We have some of the same general beliefs and values.

   Describe one belief or value that you share. Think about how it feels to know that you and your partner provide a unified front.

I can easily recall the time my spouse and I first met.    Write down the details you remember about your first romantic encounter with your spouse.


  Book Review

By Christy Billings, MS, LPC

"What Difference Do It Make?"
Stories of Hope and Healing
By Ron Hall, Denver Moore, and Lynn Vincent

This uplifting book is a continuation of the authors' original work, "Same Kind of Different As Me." For those of you who have read that book I would encourage you to take the time to add this new writing to your library of "completed" books. The book reveals a more personal side of Ron Hall and Denver Moore. In the book they share a more in depth look at their personal journeys, particularly since the completion of the first book. The book also shares stories of individuals and groups that have been affected by the powerful story of the compassion and friendship of an unlikely pair, a wealthy art dealer and a homeless man. The stories are heart-warming and exemplify the power of compassion and "loving others," with a particular focus on "love to the least of these," shown in story after story of ordinary folks opening their hearts and following God's commandment that we "love one another."

This is such a simple statement, yet extremely challenging to live out in our day to day lives. In this book Ron Hall shares his personal story of this issue in relation to showing love for his father, who he recalls as having "crawled into a whiskey bottle and didn't come out til I was grown." Mr. Hall discovers even after an eye-opening experience of dealing with the homeless and their struggle, the death of his wife, and a best-selling book, that he still struggles with showing love to someone near and dear to him…his own father.

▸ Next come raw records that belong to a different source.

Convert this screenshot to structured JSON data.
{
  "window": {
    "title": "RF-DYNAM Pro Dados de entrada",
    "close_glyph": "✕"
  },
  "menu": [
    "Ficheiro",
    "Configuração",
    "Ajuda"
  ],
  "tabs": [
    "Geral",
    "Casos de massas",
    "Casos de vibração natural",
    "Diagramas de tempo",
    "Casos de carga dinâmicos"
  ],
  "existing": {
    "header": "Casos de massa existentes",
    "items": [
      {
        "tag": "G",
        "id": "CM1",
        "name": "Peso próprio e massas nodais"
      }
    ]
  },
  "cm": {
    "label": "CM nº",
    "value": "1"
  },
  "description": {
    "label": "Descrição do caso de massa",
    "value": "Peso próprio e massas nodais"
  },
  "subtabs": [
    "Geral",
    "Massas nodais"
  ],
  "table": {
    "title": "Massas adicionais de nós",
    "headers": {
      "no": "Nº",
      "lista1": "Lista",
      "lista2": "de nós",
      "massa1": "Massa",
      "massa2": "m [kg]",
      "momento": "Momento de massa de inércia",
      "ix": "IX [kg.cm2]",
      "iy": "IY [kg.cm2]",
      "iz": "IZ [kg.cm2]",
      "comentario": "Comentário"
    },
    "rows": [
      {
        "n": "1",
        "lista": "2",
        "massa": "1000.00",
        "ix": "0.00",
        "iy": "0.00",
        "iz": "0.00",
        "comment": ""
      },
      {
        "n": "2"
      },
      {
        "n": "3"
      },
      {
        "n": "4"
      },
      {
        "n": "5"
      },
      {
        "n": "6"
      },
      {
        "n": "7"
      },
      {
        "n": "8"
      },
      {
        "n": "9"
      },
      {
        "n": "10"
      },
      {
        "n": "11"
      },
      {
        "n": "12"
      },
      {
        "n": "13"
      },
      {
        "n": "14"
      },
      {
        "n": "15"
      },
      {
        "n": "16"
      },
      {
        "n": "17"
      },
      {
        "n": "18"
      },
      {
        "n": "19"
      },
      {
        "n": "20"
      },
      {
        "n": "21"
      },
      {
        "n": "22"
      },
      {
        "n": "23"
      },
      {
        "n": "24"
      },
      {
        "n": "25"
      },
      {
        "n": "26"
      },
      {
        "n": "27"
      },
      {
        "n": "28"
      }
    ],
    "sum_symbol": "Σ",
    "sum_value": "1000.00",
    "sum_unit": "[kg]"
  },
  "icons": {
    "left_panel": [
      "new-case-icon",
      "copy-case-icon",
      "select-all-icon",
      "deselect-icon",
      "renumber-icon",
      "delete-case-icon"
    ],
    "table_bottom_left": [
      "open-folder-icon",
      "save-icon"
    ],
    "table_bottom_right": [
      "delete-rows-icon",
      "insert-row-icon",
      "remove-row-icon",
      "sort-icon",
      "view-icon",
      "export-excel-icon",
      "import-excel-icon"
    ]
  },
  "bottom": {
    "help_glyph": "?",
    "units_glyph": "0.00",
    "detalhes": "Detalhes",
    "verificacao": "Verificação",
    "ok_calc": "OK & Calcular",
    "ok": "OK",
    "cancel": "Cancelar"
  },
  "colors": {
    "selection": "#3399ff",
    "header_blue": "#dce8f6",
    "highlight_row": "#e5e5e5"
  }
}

This book breaks down the definition of compassion and loving others to a deeper level than the original writing in "Same Kind of Different as Me." The honesty revealed by each author is inspiring and thought-provoking. I would recommend this book, but with the suggestion that you read the original writing first. God clearly defines for us the importance of "loving one another," I believe this book brings to life some true-to-life experiences of God's desire for us. It spells out the challenges we face as humans in making this desire become reality. Well worth the read for the insight gained.